Cold case ‘ndrangheta, risolto omicidio dopo 28 anni

Ufficio Stampa Nucleo Carabinieri di Vibo Valentia.
Ufficio Stampa Nucleo Carabinieri di Vibo Valentia.

VIBO VALENTIA. – Non hanno mai smesso di indagare, ma hanno dovuto attendere 28 anni per risolvere il caso di un omicidio compiuto nel vibonese. A dare un impulso decisivo alle indagini sul cold case sono state le parole dell’ex boss di Vibo Valentia adesso passato tra le fila dei collaboratori di giustizia, Andrea Mantella.

E così, stamani, i carabinieri del Ros di Catanzaro e del comando provinciale di Vibo Valentia hanno notificato un’ordinanza di custodia cautelare a carico di Salvatore e Rosario Lo Bianco, ritenuti responsabili, in concorso, dell’omicidio dell’imprenditore vibonese Filippo Piccione, avvenuto a Vibo, il 21 febbraio 1993.

Agli stessi sono state contestate le aggravanti di aver agito con premeditazione, nonché di aver agito al fine di agevolare l’attività della ‘ndrina Lo Bianco-Barba, attiva a Vibo Valentia. L’indagine, condotta dai carabinieri del Ros e del Nucleo investigativo del Comando provinciale di Vibo Valentia e coordinata dalla Direzione distrettuale antimafia di Catanzaro, è nata da uno stralcio del procedimento “Rinascita-Scott”.

E’ agli atti di questo dibattimento che i pm hanno depositato anche il verbale dell’interrogatorio che Mantella ha reso ai magistrati della Dda di Catanzaro chiamando in causa i Lo Bianco-Barba. Secondo la ricostruzione degli investigatori, l’omicidio di Piccione sarebbe stato deciso dai vertici della cosca Lo Bianco che volevano vendicare la morte del loro congiunto Leoluca Lo Bianco, ucciso nelle campagne di Vibo Valentia il primo febbraio 1992.

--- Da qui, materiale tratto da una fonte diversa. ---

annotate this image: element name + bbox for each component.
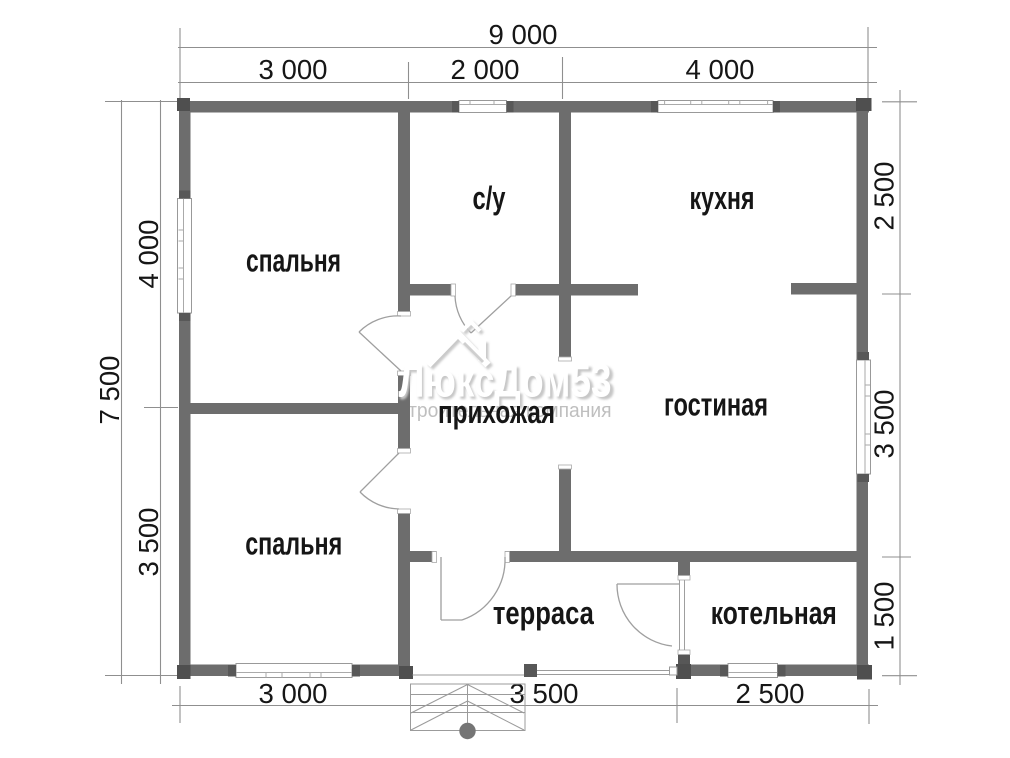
svg-text:3 500: 3 500 xyxy=(869,389,900,458)
svg-text:прихожая: прихожая xyxy=(438,394,555,430)
svg-text:4 000: 4 000 xyxy=(133,219,164,288)
svg-text:4 000: 4 000 xyxy=(685,54,754,85)
svg-text:2 500: 2 500 xyxy=(735,678,804,709)
svg-text:9 000: 9 000 xyxy=(488,19,557,50)
svg-text:3 000: 3 000 xyxy=(258,678,327,709)
svg-text:спальня: спальня xyxy=(246,243,341,279)
svg-text:кухня: кухня xyxy=(690,180,755,216)
svg-text:2 000: 2 000 xyxy=(450,54,519,85)
svg-text:терраса: терраса xyxy=(493,595,594,631)
svg-text:с/у: с/у xyxy=(473,180,506,216)
svg-text:гостиная: гостиная xyxy=(664,387,768,423)
svg-text:3 500: 3 500 xyxy=(133,507,164,576)
svg-text:спальня: спальня xyxy=(245,526,342,562)
svg-text:3 500: 3 500 xyxy=(509,678,578,709)
svg-text:7 500: 7 500 xyxy=(94,355,125,424)
svg-text:котельная: котельная xyxy=(711,595,837,631)
svg-text:2 500: 2 500 xyxy=(869,161,900,230)
svg-text:3 000: 3 000 xyxy=(258,54,327,85)
svg-text:1 500: 1 500 xyxy=(869,581,900,650)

I colpi di fucile sparati al suo indirizzo, secondo la ricostruzione dell’epoca, partirono da una proprietà di Filippo Piccione. Circostanza che avrebbe ingenerato nella cosca Lo Bianco il sospetto di un coinvolgimento dell’imprenditore costituendo, dunque, la causale dell’omicidio di Piccione.

Il pentito Mantella, l’8 giugno 2016, racconta ai magistrati di aver ricevuto la visita di Carmelo Lo Bianco “Sicarru” e del suo omonimo denominato “Piccinni” che volevano sondare il terreno per la commissione del delitto. Mantella spiega ai pm di essersi tirato fuori dalla storia perché doveva tornare a Vibo dalla fidanzata. Però aggiunge che, in sua presenza e davanti a Francesco Scrugli, i due esponenti anziani del clan avrebbero “incaricato il loro nipote Salvatore Lo Bianco detto ‘U Gniccu'”, fratello di Leoluca, la vittima del ’92.

Il pentito racconta poi di aver successivamente saputo da Nicola Lo Bianco, figlio di “Sicarru” e scomparso di lupara bianca, che lui stesso accompagnò il cugino a sparare a Piccione con una pistola. L’omicidio fu portato a termine in Piazza Municipio, sotto l’abitazione della vittima e chi agì, ricorda ancora Mantella, lo fece indossando una maschera di carnevale. “Che le cose siano andate così mi è stato riferito proprio da Salvatore e Nicola Lo Bianco” afferma il pentito.